- Company Name
- TechDoQuest
- Job Title
- Site Reliability Engineer (SRE)
- Job Description
-
**Job Title:** Site Reliability Engineer (SRE)
**Role Summary:**
Responsible for ensuring the reliability, scalability, and performance of production systems. Encapsulates end‑to‑end automation, monitoring, incident response, and continuous improvement across cloud and container platforms.
**Expectations:**
- 3+ years in SRE, DevOps, or a related reliability role.
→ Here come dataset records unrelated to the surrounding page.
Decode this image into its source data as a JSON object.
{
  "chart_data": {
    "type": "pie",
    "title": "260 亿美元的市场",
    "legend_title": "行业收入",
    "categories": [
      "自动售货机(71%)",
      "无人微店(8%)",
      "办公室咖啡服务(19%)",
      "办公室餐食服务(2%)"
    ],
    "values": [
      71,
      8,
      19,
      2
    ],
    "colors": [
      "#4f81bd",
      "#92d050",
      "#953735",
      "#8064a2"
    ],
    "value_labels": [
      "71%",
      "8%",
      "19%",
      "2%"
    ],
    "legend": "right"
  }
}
- Proven experience with multi‑cloud (AWS, Azure, GCP) and Kubernetes‑based environments.
- Demonstrated ownership of incident management, root‑cause analysis, and post‑mortem processes.
**Key Responsibilities:**
- Design, implement, and maintain infrastructure automation using Ansible, Terraform, or equivalent.
- Build and operate end‑to‑end monitoring, observability, and alerting with Dynatrace, Moogsoft, Elastic Stack.
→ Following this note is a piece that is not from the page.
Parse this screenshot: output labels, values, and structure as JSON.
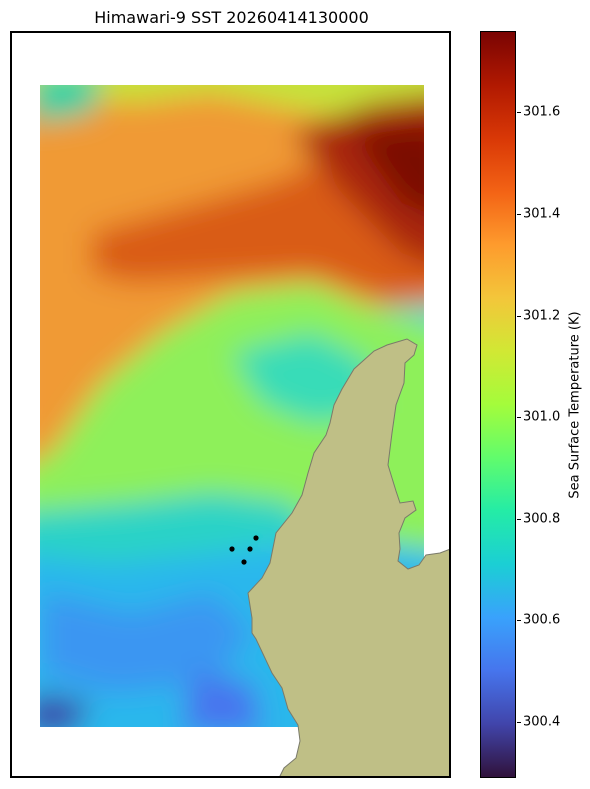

- Enhance CI/CD pipelines (Jenkins, GitHub Actions, UrbanCode Deploy) and deployment automation via Helm, Docker, or Kubernetes manifests.
- Lead incident response, conduct root‑cause analysis, and drive corrective action cycles.
- Manage cloud resources, container orchestration, and distributed systems at scale; perform capacity planning and load testing.
- Enforce security, compliance, and governance (IAM, encryption, Vault, SOC 2, etc.).
- Document runbooks, SLOs/SLAs, and operational playbooks.
**Required Skills:**
- **Automation & Scripting:** Ansible, Python, PowerShell.
- **Monitoring & Observability:** Dynatrace, Moogsoft, Elastic Stack (Elasticsearch, Logstash, Kibana).
- **Incident Management:** ServiceNow ticketing, CMDB.
- **Cloud Platforms:** AWS, Azure, or GCP (compute, storage, serverless, networking).
- **Container & Orchestration:** Kubernetes/OpenShift, Docker, Helm.
- **Databases & Storage:** SQL Server, NoSQL (Cassandra, Redis) with replication/HA.
- **Security & Compliance:** IAM, encryption, Vault, vulnerability scanning, SOC 2.
- **CI/CD & DevOps:** Jenkins, GitHub Actions, UrbanCode Deploy, Artifactory/Nexus, Git branching strategies.
- **Performance Engineering:** JMeter load testing, capacity planning, SLI/SLO/SLI definition.
**Required Education & Certifications:**
- Bachelor’s degree in Computer Science, Engineering, or equivalent.
- Optional certifications: AWS Certified Solutions Architect, Azure Solutions Architect, GCP Professional Cloud Architect, Certified Kubernetes Administrator (CKA), Ansible Tower Certified, HashiCorp Certified: Terraform Associate, ITIL Foundation.